In the sixth inning of a 3-3 game, with the bases loaded, two out and Collin McHugh on the mound for the Braves, Red Sox catcher Kevin Plawecki eventually worked his way out of an 0-and-2 hole until he had the count full. McHugh needed to throw a strike, or else he'd force in a run with a bases-loaded walk.
His pitch was low, several inches below the bottom of the strike zone and Plawecki got ready to toss his bat aside and begin the jog to first. But home plate umpire Adam Beck inexplicably ruled the pitch a strike. End of inning, but beginning of chaos.
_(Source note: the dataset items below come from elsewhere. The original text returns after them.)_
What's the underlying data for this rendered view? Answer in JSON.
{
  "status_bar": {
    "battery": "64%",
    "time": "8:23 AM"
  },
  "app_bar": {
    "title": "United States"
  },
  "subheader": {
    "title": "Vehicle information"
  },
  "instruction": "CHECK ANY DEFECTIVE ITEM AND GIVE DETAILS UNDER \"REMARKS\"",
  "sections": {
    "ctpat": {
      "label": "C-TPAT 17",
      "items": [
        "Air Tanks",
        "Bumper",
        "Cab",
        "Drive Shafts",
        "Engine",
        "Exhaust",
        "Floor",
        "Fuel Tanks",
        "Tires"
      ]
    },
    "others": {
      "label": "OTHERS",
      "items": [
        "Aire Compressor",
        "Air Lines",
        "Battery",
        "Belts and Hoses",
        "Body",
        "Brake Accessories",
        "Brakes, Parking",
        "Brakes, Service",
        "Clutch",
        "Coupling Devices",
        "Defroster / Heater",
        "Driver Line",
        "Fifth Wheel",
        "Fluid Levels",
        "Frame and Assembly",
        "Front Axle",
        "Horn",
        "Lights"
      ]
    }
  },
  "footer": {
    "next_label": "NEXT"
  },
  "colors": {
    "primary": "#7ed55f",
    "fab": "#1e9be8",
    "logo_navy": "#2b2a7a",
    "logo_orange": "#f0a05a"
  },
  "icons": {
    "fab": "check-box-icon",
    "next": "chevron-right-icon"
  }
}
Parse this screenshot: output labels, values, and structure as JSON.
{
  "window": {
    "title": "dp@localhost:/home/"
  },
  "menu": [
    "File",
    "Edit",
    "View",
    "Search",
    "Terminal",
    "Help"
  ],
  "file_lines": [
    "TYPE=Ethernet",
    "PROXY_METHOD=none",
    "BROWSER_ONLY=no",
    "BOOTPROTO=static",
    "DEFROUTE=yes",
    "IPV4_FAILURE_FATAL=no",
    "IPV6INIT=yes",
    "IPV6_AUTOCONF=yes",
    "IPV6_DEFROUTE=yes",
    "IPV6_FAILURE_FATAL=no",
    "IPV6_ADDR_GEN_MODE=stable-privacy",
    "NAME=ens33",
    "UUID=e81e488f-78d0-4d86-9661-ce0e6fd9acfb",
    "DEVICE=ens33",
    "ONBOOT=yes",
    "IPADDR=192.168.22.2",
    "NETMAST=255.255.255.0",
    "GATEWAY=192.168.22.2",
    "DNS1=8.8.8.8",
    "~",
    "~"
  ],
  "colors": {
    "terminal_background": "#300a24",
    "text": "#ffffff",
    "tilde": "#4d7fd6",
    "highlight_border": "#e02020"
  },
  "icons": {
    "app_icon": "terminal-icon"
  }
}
Plawecki slammed his batting helmet in frustration and got about five seconds of invective directed at Beck before he was predictably ejected. Seconds later, manager Alex Cora rushed from the dugout, too late to save his player from being run, but in plenty of time to say his peace. Beck gave him 10 or so seconds before Cora, too, was thumbed, his second ejection in the last four games. (That, as much as anything, is a clear measurement of the frustration that is boiling over around the Sox).
Had Beck ruled the pitch a ball, as he should have, the Red Sox would have had the lead, and still would have had the bases loaded. Would a big hit have pried the game open? We'll never know.
What we do know is this: an egregious mistake by an umpire is about the last thing the Red Sox needed. For a team seemingly destined to have every one of its games decided by a run or two, they needed Beck's blown call like they needed one more blown save -- of which they have many.
"Obviously, we didn't agree with the call,'' said Cora in an almost comical bit of understatement. "But we had chances to add on and we had chances to make pitches and we didn't do it. At the end of the day, they put up good at-bats and we didn't do enough.''
That's precisely the stance that Cora should be taking, even if he feels, deep down, that his team was screwed. It doesn't do him, nor his team, any good to wallow in self-pity, or provide his players with any handy excuses.
And yet, there was no small amount of irony in how that one call impacted the outcome. As Cora pointed out, he's been preaching to his players for weeks that they need to be more selective at the plate, that they need to show some discipline and only swing at strikes.
That's what Plawecki was doing in the top of the sixth inning -- ensuring that, with everything on the line, he only swung at a strike. McHugh's pitch -- as seen in replays and on StatCast -- was clearly below the zone. And still, the Sox paid.
"He did his job,'' said Cora of Plawecki. The inference was clear -- if only Beck had done his.
(Smartly, Cora also skirted the issue of whether he was in favor of introducing robot umps to call balls and strikes. "We can talk about that later,'' he said).
If Cora measured his words carefully, Plawecki wasn't as delicate.
"Stinks ... terrible,'' said Plawecki's of Beck's strike call. "We talked about it as a group -- grind out ABs. I thought I put a good one together, down 0-and-2, get it to 3-and-2. Then had a ball called a strike. It cost us a run. I don't want to say it lost us the game, but it cost us a run and changed the trajectory of the game. ... Just a terrible call.''
There was no appeal, of course, no replay challenge upon which the Red Sox could rely. The call stood. Those are the breaks. When it comes to balls and strikes, baseball is as it's been forever -- unlike safe or out calls, or home run boundary calls, you don't get the opportunity to reverse a mistake.
"He'll see that the ball was down (when he looks at the video),'' predicted Plawecki of Beck.
That won't help the Red Sox, of course. And for a team that hasn't done enough to help itself, that will serve as cold comfort, indeed.